Clearly the swiftness of the spread of the health crisis has overwhelmed the expectations and abilities of policymakers, and citizens alike, to cope with in any kind of normal way. As a result of the massive compression of economic activity, there will no doubt be an economic recession of some form and fashion. 

No recession is pretty. No recession feels good. But recessions, however caused, are an inevitable and necessary part of a continuing capitalist-based economic process. This particular version is a massive ‘growth scare’,  and it is only that. It is not a financial crisis. There is ample liquidity in the banking system.

For investment portfolios, this limits the result to being a classic bear market just as if the Fed raised rates to combat widespread inflation.  No bear market is pretty and no bear market feels good. But, as with recessions, bear markets are inevitable and are necessary to ensure the long term ability of the financial markets to deliver appropriate returns for long-term investors.

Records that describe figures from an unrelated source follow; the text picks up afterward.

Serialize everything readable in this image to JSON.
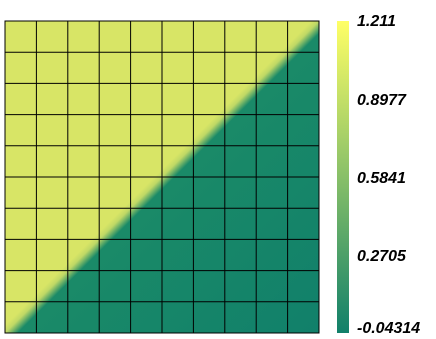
{
  "chart_data": {
    "type": "heatmap",
    "description_free": true,
    "grid": true,
    "grid_cells": [
      10,
      10
    ],
    "colorbar": {
      "min": -0.04314,
      "max": 1.211,
      "tick_labels": [
        "1.211",
        "0.8977",
        "0.5841",
        "0.2705",
        "-0.04314"
      ],
      "tick_values": [
        1.211,
        0.8977,
        0.5841,
        0.2705,
        -0.04314
      ],
      "colors": [
        "#FFFF66",
        "#11806A"
      ]
    },
    "field": {
      "upper_left_value": 1.211,
      "lower_right_value": -0.04314,
      "boundary": "diagonal"
    }
  }
}
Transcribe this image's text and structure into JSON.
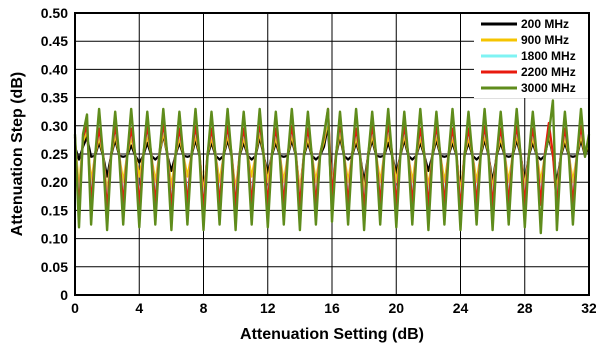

This bear market will likely continue to happen with incredible speed since so much of Wall Street trading is done by computers in the the high-octane trading community. The too-soon-to-act-upon result will be a completely re-booted stock market that can be taken advantage of by those who persevere through the chasms and stayed disciplined and committed to their investment strategy.

The True Purpose of a Bear Market is to Return Wealth to its Rightful Owner – or put another way – the investors who stay true to their long-term objectives and do not take excessive risks will be fine.